На письме отсутствовала официальная печать, которая могла бы послужить предупреждением.
Рустем развернул пергамент и прочел. Читая послание, он сел, чувствуя, что бледнеет. Он ощущал, что этот мнимый пациент пристально наблюдает за ним. Закончив чтение, он поднял взгляд на этого человека.
Говорить было трудно. Он прочистил горло.
— Ты… знаешь, что здесь написано? Человек кивнул.
— Теперь сожги его, — приказал он. Он говорил голосом культурного человека.
В комнате стояла жаровня; по утрам еще было холодно. Рустем подошел к ней, сунул пергамент в огонь и смотрел, пока он не сгорел.
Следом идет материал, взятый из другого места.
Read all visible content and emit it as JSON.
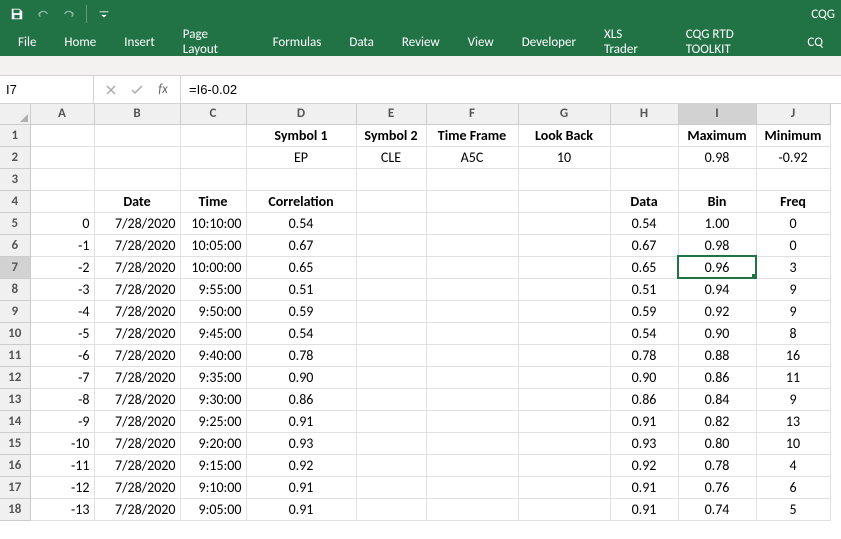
{
  "app": {
    "title_right": "CQG"
  },
  "qat": {
    "save_tip": "Save",
    "undo_tip": "Undo",
    "redo_tip": "Redo",
    "customize_tip": "Customize Quick Access Toolbar"
  },
  "ribbon": {
    "file": "File",
    "home": "Home",
    "insert": "Insert",
    "page_layout": "Page Layout",
    "formulas": "Formulas",
    "data": "Data",
    "review": "Review",
    "view": "View",
    "developer": "Developer",
    "xls_trader": "XLS Trader",
    "cqg_rtd": "CQG RTD TOOLKIT",
    "cq": "CQ"
  },
  "formula_bar": {
    "name_box": "I7",
    "formula": "=I6-0.02",
    "fx": "fx"
  },
  "columns": [
    "A",
    "B",
    "C",
    "D",
    "E",
    "F",
    "G",
    "H",
    "I",
    "J"
  ],
  "headers1": {
    "D": "Symbol 1",
    "E": "Symbol 2",
    "F": "Time Frame",
    "G": "Look Back",
    "I": "Maximum",
    "J": "Minimum"
  },
  "row2": {
    "D": "EP",
    "E": "CLE",
    "F": "A5C",
    "G": "10",
    "I": "0.98",
    "J": "-0.92"
  },
  "headers4": {
    "B": "Date",
    "C": "Time",
    "D": "Correlation",
    "H": "Data",
    "I": "Bin",
    "J": "Freq"
  },
  "rows": [
    {
      "n": "5",
      "A": "0",
      "B": "7/28/2020",
      "C": "10:10:00",
      "D": "0.54",
      "H": "0.54",
      "I": "1.00",
      "J": "0"
    },
    {
      "n": "6",
      "A": "-1",
      "B": "7/28/2020",
      "C": "10:05:00",
      "D": "0.67",
      "H": "0.67",
      "I": "0.98",
      "J": "0"
    },
    {
      "n": "7",
      "A": "-2",
      "B": "7/28/2020",
      "C": "10:00:00",
      "D": "0.65",
      "H": "0.65",
      "I": "0.96",
      "J": "3"
    },
    {
      "n": "8",
      "A": "-3",
      "B": "7/28/2020",
      "C": "9:55:00",
      "D": "0.51",
      "H": "0.51",
      "I": "0.94",
      "J": "9"
    },
    {
      "n": "9",
      "A": "-4",
      "B": "7/28/2020",
      "C": "9:50:00",
      "D": "0.59",
      "H": "0.59",
      "I": "0.92",
      "J": "9"
    },
    {
      "n": "10",
      "A": "-5",
      "B": "7/28/2020",
      "C": "9:45:00",
      "D": "0.54",
      "H": "0.54",
      "I": "0.90",
      "J": "8"
    },
    {
      "n": "11",
      "A": "-6",
      "B": "7/28/2020",
      "C": "9:40:00",
      "D": "0.78",
      "H": "0.78",
      "I": "0.88",
      "J": "16"
    },
    {
      "n": "12",
      "A": "-7",
      "B": "7/28/2020",
      "C": "9:35:00",
      "D": "0.90",
      "H": "0.90",
      "I": "0.86",
      "J": "11"
    },
    {
      "n": "13",
      "A": "-8",
      "B": "7/28/2020",
      "C": "9:30:00",
      "D": "0.86",
      "H": "0.86",
      "I": "0.84",
      "J": "9"
    },
    {
      "n": "14",
      "A": "-9",
      "B": "7/28/2020",
      "C": "9:25:00",
      "D": "0.91",
      "H": "0.91",
      "I": "0.82",
      "J": "13"
    },
    {
      "n": "15",
      "A": "-10",
      "B": "7/28/2020",
      "C": "9:20:00",
      "D": "0.93",
      "H": "0.93",
      "I": "0.80",
      "J": "10"
    },
    {
      "n": "16",
      "A": "-11",
      "B": "7/28/2020",
      "C": "9:15:00",
      "D": "0.92",
      "H": "0.92",
      "I": "0.78",
      "J": "4"
    },
    {
      "n": "17",
      "A": "-12",
      "B": "7/28/2020",
      "C": "9:10:00",
      "D": "0.91",
      "H": "0.91",
      "I": "0.76",
      "J": "6"
    },
    {
      "n": "18",
      "A": "-13",
      "B": "7/28/2020",
      "C": "9:05:00",
      "D": "0.91",
      "H": "0.91",
      "I": "0.74",
      "J": "5"
    }
  ],
  "selected_cell": "I7"
}
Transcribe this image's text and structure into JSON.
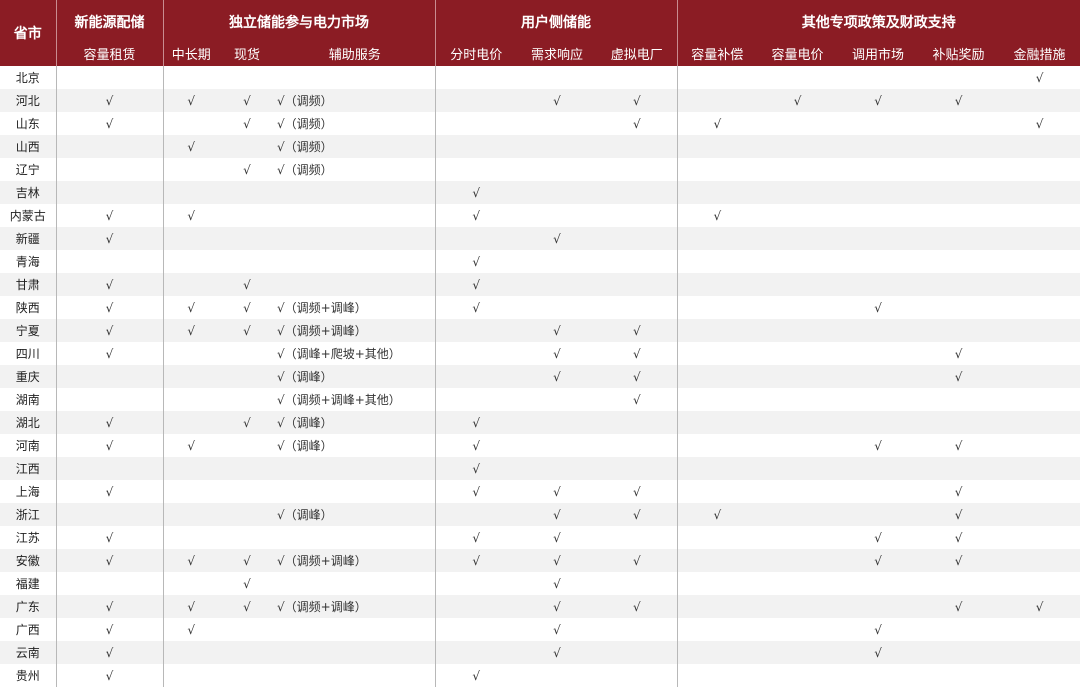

Потом оглянулся на человека из Кабадха.
— Я… я думал, что нахожусь здесь в качестве наблюдателя.
Человек пожал плечами.
— Потребности меняются, — ответил он и встал. — Спасибо за помощь, доктор. Уверен, ты справишься с моими… затруднениями. — И вышел.
Рустем долго стоял на одном месте, потом вспомнил, что слуги Плавта Боноса почти наверняка доносят на него, и заставил себя двигаться, снова занялся обычными делами, хотя все изменилось.
Лекарь, давший клятву, должен стремиться лечить больных, вести битву с Азалом, когда Враг осаждает тела смертных мужчин и женщин.
Вместо этого царь, Брат солнца и лун, только что попросил его убить человека.
Важно было скрыть признаки тревоги. Он сосредоточился на работе. Утро проходило, и он убедил себя, что возможность совершить то, о чем его просили, так ничтожна, что его не могут обвинить, если это ему не удастся. Он может так и сказать, когда приедет домой.
Или, правильнее сказать, он почти убедил себя в этом.
Он видел Царя Царей в Керакеке. Невозможно поверить, что Великий Ширван склонен проявлять снисходительность к тому, кто сошлется на трудности при исполнении его приказов.
В маленьком домике Плавта Боноса он закончил прием утренних пациентов и поднялся наверх. Он решил, что пора наложить швы на рану возничего. Теперь у него появились нужные приспособления с зажимами на концах. Он выполнил эту процедуру. Привычно, без всяких усилий. Она не требовала напряжения мыслей, и это было хорошо.